Pan-American Trails part 3

The story of a long solo travel tour through Mexico to Central America

By Jose Porta, Photography by Jose Porta

I stopped here one day to give a few touches to my motorcycle. The bottomof the crankcase had been smashed by the many rocks that it hit during the crossing of the Sierra Madre Mountains, and the oil was continuously pouring out from it. I had a brass patch put over the leak which seemed to hold it all right. For extra safety I fastened a square of sheet iron under the bottom of the motor and once more I was ready for the open road.

Nogales was my next stop and the road was easy and comfortable.

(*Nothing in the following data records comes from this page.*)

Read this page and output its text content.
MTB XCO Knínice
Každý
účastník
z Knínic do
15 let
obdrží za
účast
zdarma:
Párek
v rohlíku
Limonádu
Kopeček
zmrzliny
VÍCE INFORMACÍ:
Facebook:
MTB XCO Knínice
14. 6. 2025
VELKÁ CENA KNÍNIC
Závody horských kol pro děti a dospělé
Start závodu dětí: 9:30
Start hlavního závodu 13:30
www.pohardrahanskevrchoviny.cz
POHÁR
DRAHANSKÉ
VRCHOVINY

I was still close to the American border and from this town I headed south with Mazatlan as my next long stop.

I was now going through the easiest part of my trip. I had no more mountains to cross, the state of Sonora being composed mainly of endless extensions of barren ground, forming deserts covered by imposing giant cacti, nopals and other desert vegetation.

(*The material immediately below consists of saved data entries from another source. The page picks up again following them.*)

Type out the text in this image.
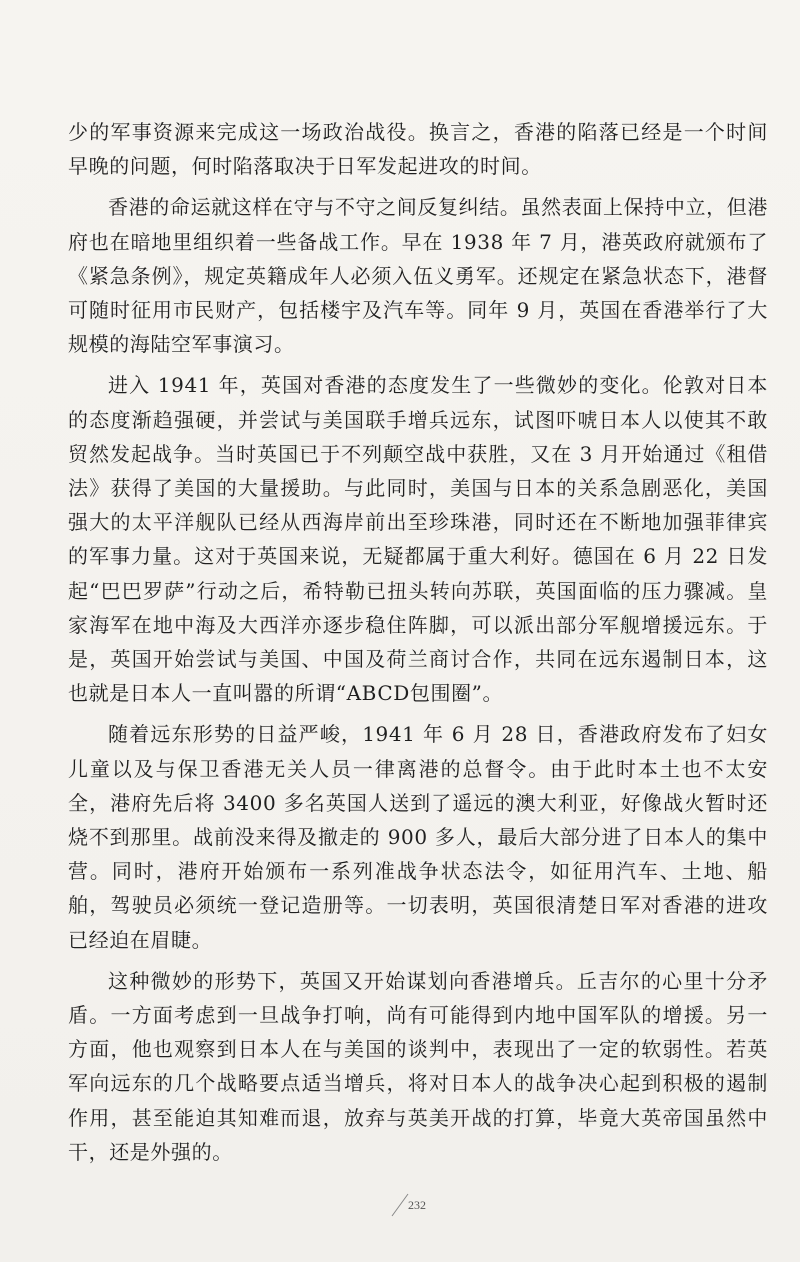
少的军事资源来完成这一场政治战役。换言之，香港的陷落已经是一个时间早晚的问题，何时陷落取决于日军发起进攻的时间。

香港的命运就这样在守与不守之间反复纠结。虽然表面上保持中立，但港府也在暗地里组织着一些备战工作。早在 1938 年 7 月，港英政府就颁布了《紧急条例》，规定英籍成年人必须入伍义勇军。还规定在紧急状态下，港督可随时征用市民财产，包括楼宇及汽车等。同年 9 月，英国在香港举行了大规模的海陆空军事演习。

进入 1941 年，英国对香港的态度发生了一些微妙的变化。伦敦对日本的态度渐趋强硬，并尝试与美国联手增兵远东，试图吓唬日本人以使其不敢贸然发起战争。当时英国已于不列颠空战中获胜，又在 3 月开始通过《租借法》获得了美国的大量援助。与此同时，美国与日本的关系急剧恶化，美国强大的太平洋舰队已经从西海岸前出至珍珠港，同时还在不断地加强菲律宾的军事力量。这对于英国来说，无疑都属于重大利好。德国在 6 月 22 日发起“巴巴罗萨”行动之后，希特勒已扭头转向苏联，英国面临的压力骤减。皇家海军在地中海及大西洋亦逐步稳住阵脚，可以派出部分军舰增援远东。于是，英国开始尝试与美国、中国及荷兰商讨合作，共同在远东遏制日本，这也就是日本人一直叫嚣的所谓“ABCD包围圈”。

随着远东形势的日益严峻，1941 年 6 月 28 日，香港政府发布了妇女儿童以及与保卫香港无关人员一律离港的总督令。由于此时本土也不太安全，港府先后将 3400 多名英国人送到了遥远的澳大利亚，好像战火暂时还烧不到那里。战前没来得及撤走的 900 多人，最后大部分进了日本人的集中营。同时，港府开始颁布一系列准战争状态法令，如征用汽车、土地、船舶，驾驶员必须统一登记造册等。一切表明，英国很清楚日军对香港的进攻已经迫在眉睫。

这种微妙的形势下，英国又开始谋划向香港增兵。丘吉尔的心里十分矛盾。一方面考虑到一旦战争打响，尚有可能得到内地中国军队的增援。另一方面，他也观察到日本人在与美国的谈判中，表现出了一定的软弱性。若英军向远东的几个战略要点适当增兵，将对日本人的战争决心起到积极的遏制作用，甚至能迫其知难而退，放弃与英美开战的打算，毕竟大英帝国虽然中干，还是外强的。

232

After what I had gone through I could well consider these roads excellent, although what I call a good road is nothing to be compared to a United States highway. I had to ride in low and second gear most of the time, with occasionally a short stretch in high. Besides, they were not exactly roads. They probably started as trails for horses and burros and oxcarts. Then, as the first automobiles came along, they left their tracks on the ground, and as more followed, the tracks got to be more and more visible so as to form an indelible way of communication leading from village to village. And this formed the best part of what was preposterously called the Pacific Coast Highway.

Of course, there will be a real highway here some day. What annoys the automobile or motorcycle traveler the most in this part of the country are the countless number of rivers that one has to cross every day.

When I was not crossing deserts I was crossing rivers. It was from one extreme to the other, either too much water or none at all.

From Nogales to Mazatlan I don’t remember of having seen a single bridge, although I had to cross over a hundred rivers and streams and rivulets and ditches and what have you.

A few miles south of Guaymas I had to stop at an army post stationed there for the protection of the travelers. They took my name down and then I was told to proceed cautiously and not to stop for any reason whatsoever because that part of the country was infested by Yaqui Indians, who occasionally robbed and killed some unwary traveler. Battalions of soldiers had been sent from time to time after those bandits, but without any success. At the first sign of soldiers the Yaquis would disperse themselves among the hills and none of them could be found. So the only thing the government could do was to station some soldiers in that dangerous zone, who would occasionally patrol the highway and warn strangers against the possibilities of a holdup.

Twenty miles below the first army post there was a second one, which meant the end of all dangers from the Yaqui Indians. I didn’t meet any Indian, and in spite of all warnings I had to stop a couple of times to patch my flat tires. When I reached the second post they told me they were expecting me, as my name had been wired from the other post and that I didn’t have to worry because if I hadn’t showed up in a reasonable length of time they would have sent a group of soldiers to look for my body. Swell consolation!

Cajeme, Navojoa, Ahome are the names of the next towns I had to go through. In the meantime I had to cross a couple of deep rivers on ferries. Unfortunately, not all rivers have ferries.

Suddenly my motor started to miss and stop, and with much trouble I arrived at Los Mochis, a promising little town a few miles from the Pacific Coast.